Pro-Ouattara Forces in All-Out I. Coast Offensive
Fighters backing internationally recognized President Alassane Ouattara claimed fresh gains Monday in attacks across Ivory Coast, their biggest offensive yet against his rival Laurent Gbagbo.
Commanders of the Republican Forces said they had made gains in both the east and the west of the country during the day's fighting.
By late Monday, they had entered the eastern town of Bondoukau, near the border with Ghana, witnesses said, though it was as yet unclear if they had complete control of the area.
"Since 7:00 pm (1900 GMT), we are hearing Kalashnikov and heavy weapons fire," one resident told AFP. "They are telling us that Republican Forces have entered," she added.
A local journalist said there was no sign of Gbagbo's fighters in the town, only the Republican Forces. Another resident said locals had welcomed the pro-Ouattara fighters as they moved through in sports utility vehicles.
"We have taken Bondoukau and our guys are heading towards Tanda," further south, said a source at the Republican Forces' command centre in Bouake, in the center of the country.
In the west, they clashed with troops loyal to Gbagbo in Duekoue, a strategic crossroads town and entry point to the country's main area of cocoa production.

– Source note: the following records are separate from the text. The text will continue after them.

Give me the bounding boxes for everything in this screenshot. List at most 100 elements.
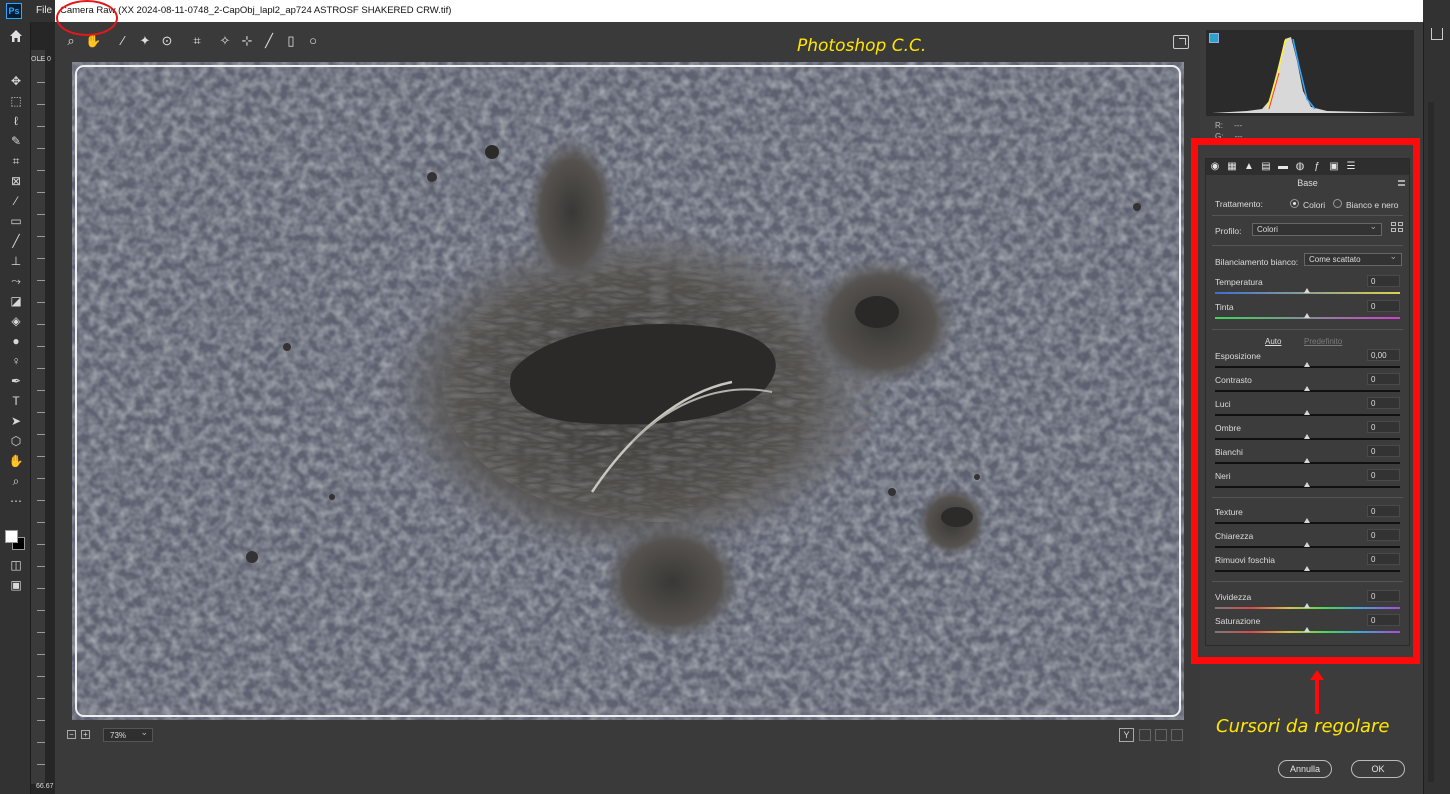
radial-filter-icon[interactable]: ○ bbox=[305, 32, 321, 50]
slider-thumb[interactable] bbox=[1304, 566, 1310, 571]
tab-tone-curve-icon[interactable]: ▦ bbox=[1226, 161, 1238, 173]
slider-thumb[interactable] bbox=[1304, 627, 1310, 632]
scrollbar[interactable] bbox=[1428, 102, 1434, 782]
tab-calibration-icon[interactable]: ▣ bbox=[1328, 161, 1340, 173]
slider-thumb[interactable] bbox=[1304, 362, 1310, 367]
shadow-clipping-icon[interactable] bbox=[1209, 33, 1219, 43]
gradient-tool-icon[interactable]: ◈ bbox=[8, 314, 24, 328]
history-brush-icon[interactable]: ⤳ bbox=[8, 274, 24, 288]
document-tab[interactable]: OLE 0 bbox=[31, 56, 55, 66]
type-tool-icon[interactable]: T bbox=[8, 394, 24, 408]
zoom-out-button[interactable]: − bbox=[67, 730, 76, 739]
white-balance-select[interactable]: Come scattato bbox=[1304, 251, 1402, 266]
crop-tool-icon[interactable]: ⌗ bbox=[8, 154, 24, 168]
slider-value-input[interactable]: 0 bbox=[1367, 421, 1400, 433]
image-preview[interactable] bbox=[72, 62, 1184, 720]
marquee-tool-icon[interactable]: ⬚ bbox=[8, 94, 24, 108]
slider-thumb[interactable] bbox=[1304, 313, 1310, 318]
ok-button[interactable]: OK bbox=[1351, 760, 1405, 778]
slider-value-input[interactable]: 0 bbox=[1367, 505, 1400, 517]
eyedropper-tool-icon[interactable]: ⁄ bbox=[8, 194, 24, 208]
lasso-tool-icon[interactable]: ℓ bbox=[8, 114, 24, 128]
tab-hsl-icon[interactable]: ▤ bbox=[1260, 161, 1272, 173]
menu-file[interactable]: File bbox=[36, 5, 52, 16]
healing-brush-icon[interactable]: ▭ bbox=[8, 214, 24, 228]
crop-icon[interactable]: ⌗ bbox=[189, 32, 205, 50]
tab-detail-icon[interactable]: ▲ bbox=[1243, 161, 1255, 173]
slider-value-input[interactable]: 0,00 bbox=[1367, 349, 1400, 361]
slider-thumb[interactable] bbox=[1304, 518, 1310, 523]
zoom-icon[interactable]: ⌕ bbox=[63, 32, 79, 50]
profile-browser-icon[interactable] bbox=[1391, 222, 1405, 234]
slider-value-input[interactable]: 0 bbox=[1367, 590, 1400, 602]
shape-tool-icon[interactable]: ⬡ bbox=[8, 434, 24, 448]
quick-mask-icon[interactable]: ◫ bbox=[8, 558, 24, 572]
before-after-toggle[interactable]: Y bbox=[1119, 728, 1134, 742]
profile-select[interactable]: Colori bbox=[1252, 221, 1382, 236]
graduated-filter-icon[interactable]: ▯ bbox=[283, 32, 299, 50]
move-tool-icon[interactable]: ✥ bbox=[8, 74, 24, 88]
slider-thumb[interactable] bbox=[1304, 603, 1310, 608]
default-link[interactable]: Predefinito bbox=[1304, 337, 1342, 346]
slider-thumb[interactable] bbox=[1304, 434, 1310, 439]
slider-thumb[interactable] bbox=[1304, 542, 1310, 547]
ruler-tick bbox=[37, 456, 45, 457]
full-screen-icon[interactable] bbox=[1173, 35, 1189, 49]
panel-menu-icon[interactable] bbox=[1398, 180, 1405, 186]
slider-label: Temperatura bbox=[1215, 277, 1263, 287]
slider-value-input[interactable]: 0 bbox=[1367, 300, 1400, 312]
tab-presets-icon[interactable]: ☰ bbox=[1345, 161, 1357, 173]
white-balance-icon[interactable]: ⁄ bbox=[115, 32, 131, 50]
copy-settings-icon[interactable] bbox=[1155, 729, 1167, 741]
slider-value-input[interactable]: 0 bbox=[1367, 553, 1400, 565]
quick-select-icon[interactable]: ✎ bbox=[8, 134, 24, 148]
foreground-color-swatch[interactable] bbox=[5, 530, 18, 543]
tab-effects-icon[interactable]: ƒ bbox=[1311, 161, 1323, 173]
stamp-tool-icon[interactable]: ⊥ bbox=[8, 254, 24, 268]
ruler-tick bbox=[37, 258, 45, 259]
path-select-icon[interactable]: ➤ bbox=[8, 414, 24, 428]
adjustment-brush-icon[interactable]: ╱ bbox=[261, 32, 277, 50]
slider-value-input[interactable]: 0 bbox=[1367, 529, 1400, 541]
zoom-tool-icon[interactable]: ⌕ bbox=[8, 474, 24, 488]
pen-tool-icon[interactable]: ✒ bbox=[8, 374, 24, 388]
slider-thumb[interactable] bbox=[1304, 410, 1310, 415]
treatment-bw-radio[interactable] bbox=[1333, 199, 1342, 208]
zoom-in-button[interactable]: + bbox=[81, 730, 90, 739]
treatment-color-radio[interactable] bbox=[1290, 199, 1299, 208]
slider-value-input[interactable]: 0 bbox=[1367, 275, 1400, 287]
slider-value-input[interactable]: 0 bbox=[1367, 397, 1400, 409]
targeted-adjust-icon[interactable]: ⊙ bbox=[159, 32, 175, 50]
slider-thumb[interactable] bbox=[1304, 482, 1310, 487]
screen-mode-icon[interactable]: ▣ bbox=[8, 578, 24, 592]
tab-basic-icon[interactable]: ◉ bbox=[1209, 161, 1221, 173]
color-sampler-icon[interactable]: ✦ bbox=[137, 32, 153, 50]
hand-tool-icon[interactable]: ✋ bbox=[8, 454, 24, 468]
slider-thumb[interactable] bbox=[1304, 288, 1310, 293]
slider-value-input[interactable]: 0 bbox=[1367, 469, 1400, 481]
brush-tool-icon[interactable]: ╱ bbox=[8, 234, 24, 248]
home-icon[interactable] bbox=[8, 28, 24, 44]
slider-thumb[interactable] bbox=[1304, 458, 1310, 463]
preview-prefs-icon[interactable] bbox=[1171, 729, 1183, 741]
eraser-tool-icon[interactable]: ◪ bbox=[8, 294, 24, 308]
slider-value-input[interactable]: 0 bbox=[1367, 373, 1400, 385]
slider-ombre: Ombre 0 bbox=[1206, 421, 1409, 445]
dodge-tool-icon[interactable]: ♀ bbox=[8, 354, 24, 368]
tab-lens-icon[interactable]: ◍ bbox=[1294, 161, 1306, 173]
blur-tool-icon[interactable]: ● bbox=[8, 334, 24, 348]
zoom-level-select[interactable]: 73% bbox=[103, 727, 153, 742]
auto-link[interactable]: Auto bbox=[1265, 337, 1281, 346]
hand-icon[interactable]: ✋ bbox=[85, 32, 101, 50]
slider-value-input[interactable]: 0 bbox=[1367, 614, 1400, 626]
red-eye-icon[interactable]: ⊹ bbox=[239, 32, 255, 50]
slider-value-input[interactable]: 0 bbox=[1367, 445, 1400, 457]
frame-tool-icon[interactable]: ⊠ bbox=[8, 174, 24, 188]
share-icon[interactable] bbox=[1431, 28, 1443, 40]
cancel-button[interactable]: Annulla bbox=[1278, 760, 1332, 778]
slider-thumb[interactable] bbox=[1304, 386, 1310, 391]
more-tools-icon[interactable]: ⋯ bbox=[8, 494, 24, 508]
spot-removal-icon[interactable]: ✧ bbox=[217, 32, 233, 50]
tab-split-toning-icon[interactable]: ▬ bbox=[1277, 161, 1289, 173]
swap-view-icon[interactable] bbox=[1139, 729, 1151, 741]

Ivory Coast is the world's biggest producer and exporter of cocoa.
Ouattara's army reported it was in control of the town, except for a "pocket of resistance", while the rival side said fighting was ongoing.
A source from Gbagbo's army chief of staff said there was "a general offensive along the entire frontline" that has split the country in two since a failed coup in 2002.
A source from Ouattara's Republican Forces army said: "In Daloa (centre west), we attacked the second battalion barracks and this morning we took the town of Bediola," he said.
The fighters were now moving into Dalao, the third biggest city in the country and entry to the cocoa belt, he added.
The Republican Forces are a regrouping of the New Forces ex-rebel movement which has controlled northern Ivory Coast since the failed 2002 coup against Gbagbo, whose forces control the south.
The pro-Ouattara forces have in recent weeks seized five towns in western Ivory Coast near the border with Liberia from Gbagbo troops.
Their latest push into Gbagbo-controlled areas comes exactly four months after the disputed November 28 election that started the latest unrest, which is feared could tip the country into full-blown civil war.
Gbagbo has refused to recognize the election authority's decision that he lost the vote and to cede power to Ouattara, internationally recognized as the rightful winner.
On the diplomatic front meanwhile, the stalemate continued.
Ouattara has rejected the African Union's choice of former Cape Verde foreign minister Jose Brito to mediate an end to the crisis, objecting that he had close links with Gbagbo.
"President Ouattara has his reasons, which I respect," Brito told Agence France Presse.
But he added: "I don't think it will be possible to advance if this position continues."
"I assume that the AU (African Union) will analyze this deadlock and decide on the best path to follow."
He argued however that his closeness with Gbagbo was a trump card and not a constraint.